Davis et al. conclude:
We therefore urge The Lancet to seek an independent re-analysis of the individual-level PACE trial data, with appropriate sensitivity analyses, from highly respected reviewers with extensive expertise in statistics and study design. The reviewers should be from outside the U.K. and outside the domains of psychiatry and psychological medicine. They should also be completely independent of, and have no conflicts of interests involving, the PACE investigators and the funders of the trial.
This seems reasonable to me, and not in contradiction with the points that Wessely made. Indeed, when I asked Wessely what he thought of this, he replied that an independent review group in a different country had already re-analyzed some of the data and would be publishing something soon. So maybe we’re closer to convergence on this particular study than it seemed.
From the results of the study to the summary and the general recommendations
One thing I liked about Wessely’s post was his moderation in summarizing the study’s results and its implications. He reports that in the study his preferred treatment outperformed the alternative, but he recognizes that, for many (most?) people, none of these treatments do much. Wessely points out that this is not just his view; he quotes this from the original article by White et al.: “Our finding that studied treatments were only moderately effective also suggests research into more effective treatments is needed. The effectiveness of behavioural treatments does not imply that the condition is psychological in nature.”
Some questions that come to me are: Can we say that different treatments work for different people? Would we have some way of telling which treatment to try on which people? Are there some treatments that should be ruled out entirely? One of the concerns of the PACE critics is that the study is being used to deny social welfare payments to people with chronic physical illness.
And one of the criticisms of PACE coming from Davis et al. has to do with reporting of results:
In an accompanying Lancet commentary, colleagues of the PACE team defined participants who met these expansive “normal ranges” as having achieved a “strict criterion for recovery.” The PACE authors reviewed this commentary before publication.
This commentary seems to be a mistake, in that later correspondence, the PACE authors wrote, “It is important to clarify that our paper did not report on recovery; we will address this in a future publication.” That was a few years ago; the future has happened; and I guess recovery was not so easy to assess. This happens a lot in research: early success, big plans, but then slow progress. Certainly not unique to this project.
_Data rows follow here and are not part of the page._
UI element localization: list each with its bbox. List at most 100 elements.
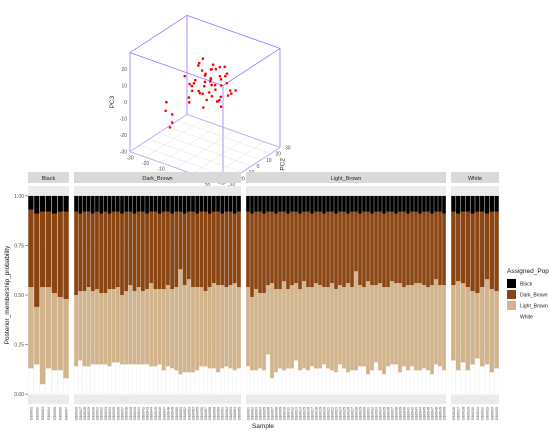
sample-tick-label: GB0062 — [225, 407, 229, 420]
bar-segment-dark-brown — [451, 211, 456, 286]
bar-segment-light-brown — [149, 283, 154, 367]
bar-segment-dark-brown — [442, 213, 446, 286]
scatter-point — [204, 72, 207, 76]
legend-swatch — [507, 301, 516, 310]
bar-segment-white — [480, 366, 485, 395]
bar-segment-black — [422, 195, 426, 212]
pc3-tick-label: -20 — [120, 133, 127, 139]
bar-segment-white — [354, 370, 358, 395]
bar-segment-white — [250, 370, 254, 395]
bar-segment-dark-brown — [132, 213, 137, 292]
bar-segment-black — [418, 195, 422, 214]
bar-segment-white — [136, 364, 141, 395]
facet-strip-label: Black — [42, 176, 56, 182]
bar-segment-white — [434, 364, 438, 395]
bar-segment-white — [386, 366, 390, 395]
sample-tick-label: GB0044 — [419, 407, 423, 420]
bar-segment-light-brown — [314, 283, 318, 369]
bar-segment-dark-brown — [28, 209, 34, 288]
bar-segment-dark-brown — [186, 211, 191, 280]
sample-tick-label: GB0025 — [343, 407, 347, 420]
pc2-tick-label: 0 — [257, 164, 260, 170]
bar-segment-white — [350, 370, 354, 395]
sample-tick-label: GB0040 — [403, 407, 407, 420]
bar-segment-white — [298, 370, 302, 395]
sample-tick-label: GB0030 — [91, 407, 95, 420]
bar-segment-light-brown — [278, 289, 282, 369]
bar-segment-white — [310, 366, 314, 395]
bar-segment-dark-brown — [346, 213, 350, 284]
bar-segment-white — [145, 364, 149, 395]
bar-segment-dark-brown — [174, 211, 179, 288]
bar-segment-white — [186, 372, 191, 395]
bar-segment-light-brown — [330, 283, 334, 371]
bar-segment-dark-brown — [334, 213, 338, 290]
bar-segment-black — [470, 195, 475, 214]
scatter-point — [187, 96, 191, 99]
bar-segment-white — [207, 368, 212, 395]
scatter-point — [225, 72, 229, 75]
scatter-point — [192, 81, 196, 85]
scatter-point — [234, 89, 237, 92]
bar-segment-white — [374, 362, 378, 395]
bar-segment-light-brown — [322, 287, 326, 365]
scatter-point — [213, 83, 217, 87]
bar-segment-dark-brown — [390, 211, 394, 282]
sample-tick-label: GB0032 — [481, 407, 485, 420]
floor-gridline — [158, 132, 252, 167]
bar-segment-black — [326, 195, 330, 212]
bar-segment-white — [302, 368, 306, 395]
bar-segment-dark-brown — [203, 211, 208, 292]
bar-segment-light-brown — [45, 287, 52, 369]
sample-tick-label: GB0032 — [100, 407, 104, 420]
bar-segment-black — [430, 195, 434, 214]
sample-tick-label: GB0043 — [146, 407, 150, 420]
scatter-point — [216, 100, 219, 103]
floor-gridline — [191, 136, 250, 174]
bar-segment-dark-brown — [414, 211, 418, 284]
scatter-point — [228, 89, 232, 92]
bar-segment-white — [254, 370, 258, 395]
sample-tick-label: GB0008 — [275, 407, 279, 420]
box-edge — [186, 15, 281, 49]
bar-segment-light-brown — [216, 285, 220, 373]
bar-segment-black — [250, 195, 254, 214]
sample-tick-label: GB0049 — [171, 407, 175, 420]
bar-segment-black — [220, 195, 225, 214]
bar-segment-light-brown — [120, 295, 124, 365]
bar-segment-white — [220, 368, 225, 395]
bar-segment-light-brown — [475, 293, 480, 359]
bar-segment-white — [394, 364, 398, 395]
bar-segment-white — [342, 368, 346, 395]
bar-segment-dark-brown — [398, 211, 402, 284]
sample-tick-label: GB0042 — [141, 407, 145, 420]
bar-segment-black — [406, 195, 410, 214]
bar-segment-light-brown — [366, 281, 370, 375]
bar-segment-dark-brown — [270, 211, 274, 284]
bar-segment-dark-brown — [456, 213, 461, 282]
bar-segment-light-brown — [195, 287, 200, 371]
scatter-point — [200, 69, 204, 72]
bar-segment-dark-brown — [178, 211, 183, 270]
bar-segment-light-brown — [191, 287, 195, 373]
bar-segment-white — [290, 368, 294, 395]
bar-segment-light-brown — [224, 287, 229, 367]
bar-segment-white — [132, 364, 137, 395]
sample-tick-label: GB0028 — [83, 407, 87, 420]
scatter-point — [218, 98, 221, 102]
bar-segment-white — [282, 370, 286, 395]
bar-segment-white — [28, 368, 34, 395]
sample-tick-label: GB0003 — [41, 407, 45, 420]
bar-segment-dark-brown — [378, 211, 382, 284]
y-tick-label: 0.25 — [14, 343, 24, 349]
bar-segment-white — [438, 366, 442, 395]
bar-segment-dark-brown — [460, 211, 466, 284]
floor-gridline — [186, 114, 281, 148]
bar-segment-black — [82, 195, 87, 212]
bar-segment-white — [149, 366, 154, 395]
bar-segment-white — [128, 364, 133, 395]
sample-tick-label: GB0046 — [427, 407, 431, 420]
bar-segment-black — [57, 195, 63, 212]
bar-segment-black — [456, 195, 461, 214]
bar-segment-dark-brown — [237, 211, 241, 288]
From my perspective, when I wrote about the PACE study hurting the reputation of the Lancet, I was thinking not so much of the particular flaws of the original report, or even of that incomprehensible mediation analysis that was later published (after all, you can do an incomprehensible mediation analysis of anything; just because someone does a bad analysis, it doesn’t mean there’s no pony there), but rather the Lancet editor’s aggressive defense and the difficulty that outsiders seemed to have in getting the data. According to Wessely, though, the study organizers will be sharing the data, they just need to deal with confidentiality issues. So maybe part of it is the journal editor’s communication problems, a bit of unnecessary promotion and aggression on the part of Richard Horton.
To get back to the treatments: Again, it’s no surprise that CBT and exercise therapy can help people. The success of these therapies for some percentage of people, does not at all contradict the idea that many others need a lot more, nor does it provide much support for the idea that “fear avoidance beliefs” are holding back people with chronic fatigue syndrome. So on the substance—setting aside the PACE trial itself—it seems to me that Wessely and the critics of that study are not so far apart.